Menariknya, bagaimana peradaban Islam pasca Nabi Muhammad saat itu. Kejadian gonjang-ganjing yang salah satunya urusan kekhalifahan Islam sepeninggal Nabi Muhammad itu yang membuat Sayyidina Ali memindahkan ibukota dari Madinah Ke Basrah, Irak, akhirnya gonjang-ganjingnya berlangsung di sana. Kejadian itu bisa kita tadabburi sebagai bahan perenungan dan refleksi kita sendiri. Karena menurut Mas Acang, sejarah pasti terjadi satu kali, tapi polanya akan terus berulang.
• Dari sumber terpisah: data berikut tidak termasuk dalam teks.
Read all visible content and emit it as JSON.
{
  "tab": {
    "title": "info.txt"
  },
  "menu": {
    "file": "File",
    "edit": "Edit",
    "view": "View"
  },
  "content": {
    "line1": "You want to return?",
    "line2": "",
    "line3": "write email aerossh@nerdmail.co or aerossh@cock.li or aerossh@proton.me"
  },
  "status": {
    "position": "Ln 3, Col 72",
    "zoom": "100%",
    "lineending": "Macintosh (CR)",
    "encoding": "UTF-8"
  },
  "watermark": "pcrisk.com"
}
Misalnya kalau dalam khasanah musik, ada salah satu nomor lagu Dewa 19 yang pola musiknya sama dengan salah satu nomor lagu Queen. Lagu hanya akan ada satu, tapi polanya akan terus berulang. Dari hal itu seharusnya kita bisa sinau.
Salah satu yang menarik bagi Mas Acang secara pribadi, Majelis Ilmu Bangbang Wetan maupun majelis ilmu yang lain adalah paseduluran. Mbah Nun nyedulurno siapa saja yang datang ketika maiyahan, semua berkumpul tidak ada batasan, yang ada ajakan mencintai Allah dan Kanjeng Nabi, saling menjaga keamanan satu sama lain dan tidak saling menyakiti. Hal itu sama persis seperti yang dilakukan zaman Kanjeng Nabi hijrah ke Madinah. Kanjeng Nabi itu nyedulurno dan tidak membebani saudara yang baru hijrah ke Madinah. Pola-pola seperti itu yang bisa kita tadabburi supaya kita bersedia belajar dari sejarah. Tidak mengulangi kesalahan yang sama dari sejarah yang dulu.
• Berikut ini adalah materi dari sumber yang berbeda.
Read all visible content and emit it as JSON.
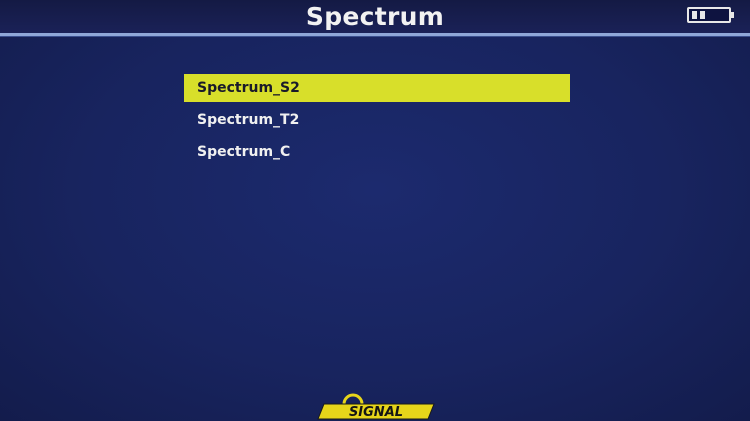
{
  "header": {
    "title": "Spectrum",
    "battery_icon": "battery-icon",
    "battery_level": 0.4
  },
  "menu": {
    "items": [
      {
        "label": "Spectrum_S2",
        "selected": true
      },
      {
        "label": "Spectrum_T2",
        "selected": false
      },
      {
        "label": "Spectrum_C",
        "selected": false
      }
    ]
  },
  "logo": {
    "text": "SIGNAL"
  },
  "colors": {
    "background": "#18245f",
    "header_border": "#8fa7d8",
    "selection": "#d8df2a",
    "logo_yellow": "#e7d51a",
    "text": "#f0f0f0"
  }
}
Menghilangkan “Sampah” Psikologi
Mas Aminullah yang turut hadir menemani kita Sinau Bareng menyampaikan bahwa sebenarnya perjalanan hidup atau eksistensi kita sangat dipengaruhi oleh aransemen logika yang kita bangun. Tetapi terkadang, dewasa ini, banyak di antara kita yang mbundeti merasa buntu alat berpikirnya, sehingga tidak bisa berpikir lepas dan menjawab permasalahan aktivitas hidup kita.
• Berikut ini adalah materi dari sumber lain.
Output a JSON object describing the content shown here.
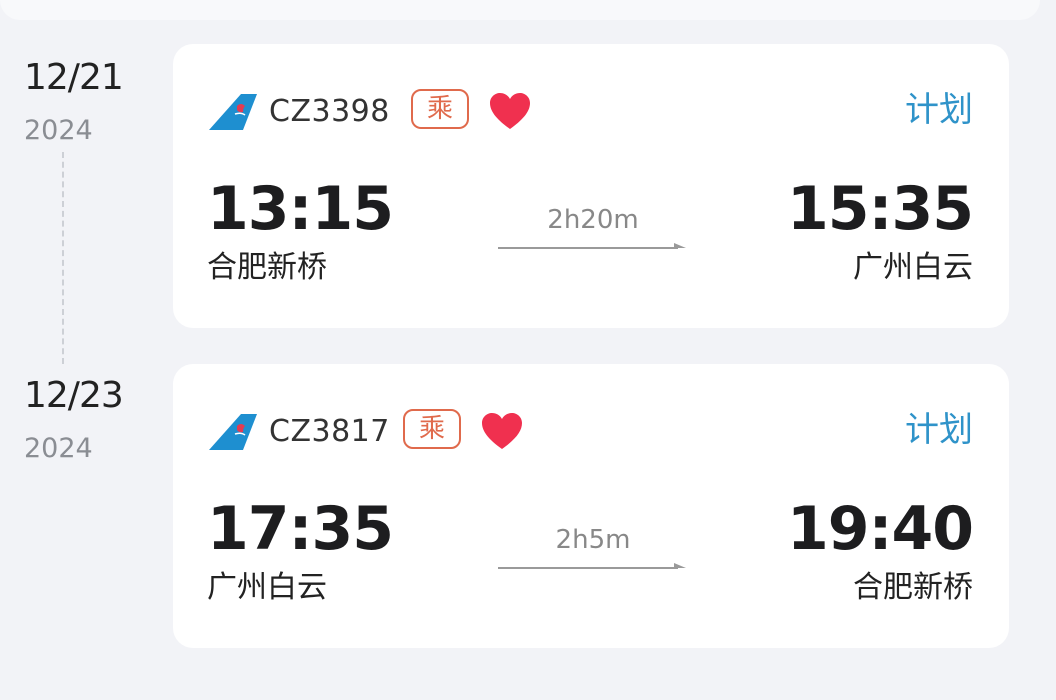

Kalau Mbah Nun pernah mengatakan tentang masa depan, masa kini, dan masa lalu, Mas Aminullah mengajak jamaah untuk berpikir mundur ke belakang tentang masa lalu. Menurut beliau, aransemen logika kita tersusun berdasarkan kompleksitas permasalahan yang kita hadapi, berlandaskan pengalaman hidup. Perihal pengalaman, dari sekian ribu masalah, berapa masalah yang mampu kita jalani dan berapa masalah yang kita hindari? Sedangkan tanpa disadari kebanyakan orang yang kurang memahami, jika menghadapi masalah sering mengambil sikap menghindari masalah tersebut. Maksudnya misalnya, pada masa ketika kita masih sekolah, pada saat besoknya kita menghadapi ujian sekolah, pada malam hari sebelum ujian berlangsung kita menyongsongnya dengan santai bermain game atau kita belajar. Hasilnya akan lebih optimal yang mau belajar daripada yang menjalani ujian sekolah santai sambil nge-game.
Harapan dari Mas Amin, ketika kita menghadapi tahapan permasalahan hidup itu, sebaiknya kita jalani dengan persiapan yang matang dan bekal yang cukup, bukan malah menghindari dan membiarkannya menumpuk. Karena jika masalah yang kita hadapi terus kita hindari dan masalah itu akan menumpuk, secara tidak langsung menjadi “sampah” psikologi kita. “sampah” psikologi itu yang akan menjadikan kita malas mengerjakan apa pun, serta menghambat langkah kita mengjalani masa depan dalam berinovasi, berkreasi dan perjalanan eksistensi kita.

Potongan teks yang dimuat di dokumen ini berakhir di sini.